This was the e-mail sent to me:
I really liked your review [of Denis Dutton's "Art Instinct"] and it was so convincing I decided not to buy the book, even as I was poised to do so. However the book's title alone sparked a cascade of useful thoughts.
Since you're familiar with Stephen Pinker and ideas about evolution, I guess you must also be familiar with Richard Dawkins. But maybe you don't know about a wonderful book inspired by Dawkins: "The Meme Machine" by Susan Blackmore, with an introduction by Dawkins. Dr. Blackmore takes Dawkins' meme concept and runs with it. I found it to be a novel and delightfully argued theory of how ideas (including commercial jingles, fashion styles, catch phrases and religions) spread and evolve in a Darwinian manner. There are other books and articles about the meme concept, but hers is the only one I found convincing and revelatory.
Here was my response:
Thanks very much for the very kind words about my review. In honesty, it is an interesting book even though I find its ideas a bit rough. While I don't reccomend its ideas, the book is quite an interesting read.
Yes, I am definitely familiar with Pinker, Dawkins and Blackmore. To be honest, I am not very attracted to the idea of the meme (or the meme of the meme?). The reason is that it doesn't "explain" much of anything. Anything that the invocation of a meme can explain - why songs are catchy, why we can't stop thinking about that movie line, etc - can be juust as easily, and less problematically, explained by invoking the concept of "ideas." Yes, the meme is much more materialistic and therefore scientific seeming, but it doesn't expain much at all.
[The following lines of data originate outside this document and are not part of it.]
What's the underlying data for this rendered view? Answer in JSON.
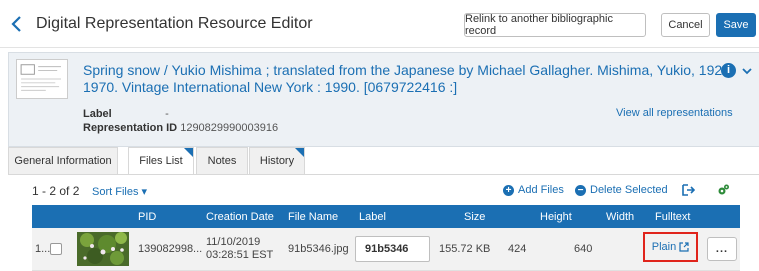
{
  "header": {
    "title": "Digital Representation Resource Editor",
    "relink_label": "Relink to another bibliographic record",
    "cancel_label": "Cancel",
    "save_label": "Save"
  },
  "record": {
    "title_line1": "Spring snow / Yukio Mishima ; translated from the Japanese by Michael Gallagher. Mishima, Yukio, 192",
    "title_line2": "1970. Vintage International New York : 1990. [0679722416 :]",
    "label_key": "Label",
    "label_value": "-",
    "rep_id_key": "Representation ID",
    "rep_id_value": "1290829990003916",
    "view_all": "View all representations",
    "info_glyph": "i"
  },
  "tabs": [
    {
      "label": "General Information"
    },
    {
      "label": "Files List"
    },
    {
      "label": "Notes"
    },
    {
      "label": "History"
    }
  ],
  "toolbar": {
    "count": "1 - 2 of 2",
    "sort": "Sort Files ▾",
    "add_files": "Add Files",
    "delete_selected": "Delete Selected"
  },
  "table": {
    "headers": [
      "PID",
      "Creation Date",
      "File Name",
      "Label",
      "Size",
      "Height",
      "Width",
      "Fulltext"
    ],
    "row": {
      "index": "1...",
      "pid": "139082998...",
      "creation_date_1": "11/10/2019",
      "creation_date_2": "03:28:51 EST",
      "file_name": "91b5346.jpg",
      "label": "91b5346",
      "size": "155.72 KB",
      "height": "424",
      "width": "640",
      "fulltext": "Plain",
      "more": "..."
    }
  },
  "colors": {
    "accent": "#1b6fb3",
    "highlight_box": "#e0241c"
  }
}
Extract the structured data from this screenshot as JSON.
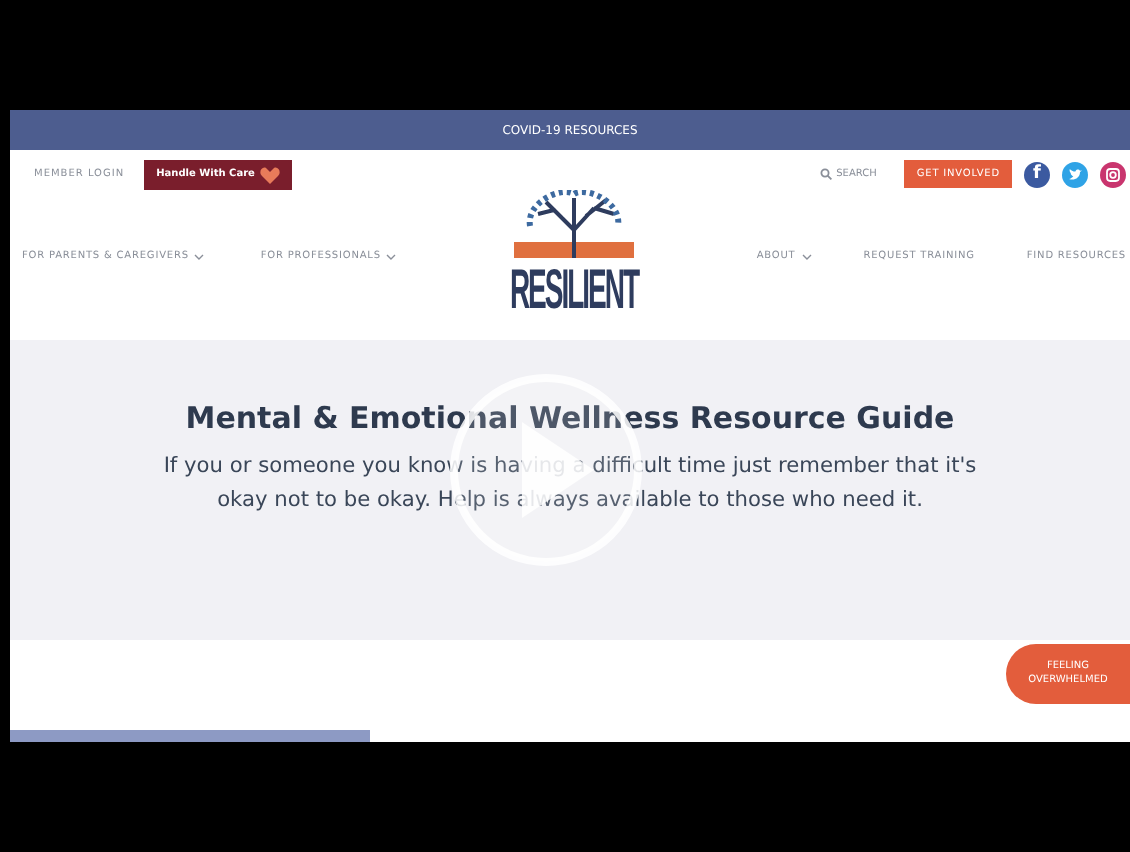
{
  "announcement_bar": {
    "link": "COVID-19 RESOURCES"
  },
  "utility_nav": {
    "member_login": "MEMBER LOGIN",
    "handle_with_care": "Handle With Care",
    "search": "SEARCH",
    "get_involved": "GET INVOLVED",
    "facebook_icon": "f"
  },
  "logo": {
    "wordmark": "RESILIENT"
  },
  "main_nav": [
    {
      "label": "FOR PARENTS & CAREGIVERS",
      "dropdown": true
    },
    {
      "label": "FOR PROFESSIONALS",
      "dropdown": true
    },
    {
      "label": "ABOUT",
      "dropdown": true
    },
    {
      "label": "REQUEST TRAINING",
      "dropdown": false
    },
    {
      "label": "FIND RESOURCES",
      "dropdown": false
    }
  ],
  "hero": {
    "title": "Mental & Emotional Wellness Resource Guide",
    "text": "If you or someone you know is having a difficult time just remember that it's okay not to be okay. Help is always available to those who need it."
  },
  "help_button": "FEELING OVERWHELMED"
}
I am not sure we know nearly enough about neuroscience to explain ideas, their origin, and why sometimes they "pop up" without us wanting them to, but my suspicion is that we will find that the reality is much more pedestrian than the meme: ideas occur because of certain combinations of neurons firing between synapses, and sometimes, these firings occur without conscious will on our part.
My biggest problem with the idea of "memes" is that they do not make sense in several ways. (a) They don't really account for creativity and novelty; (b) they don't make sense given our strong intutions that we control our thoughts (rather than thoughts just "happening" to our passive brains; and (c) for such a physicalistic theory, the meme does not appear to have any physical nature as a thing (like the gene).
I am always amazed that the idea of memes has any credence at all. It seems that the only thing it really has going for it is that it is materialistic in nature (thus appealing to very hardcore materialists), and that it makes sense out of the phenomenon we sometimes have about thoughts "popping into" our heads without us willing them to.
When discussing memes with others, I am always amazed that defenders of memetics naturally assume that I am not a materialist, and must be a mind/body dualist, because of my rejection of memes. It just seeems quite natural to me that while the material brain gives rise to our inner life, it does not need "mind viruses" to infect it from the outside, but creates thoughts solely from the inside.
I guess time will tell if this idea has any staying power. My guess is that it will be gone within a decade as neuroscience gets a bit older.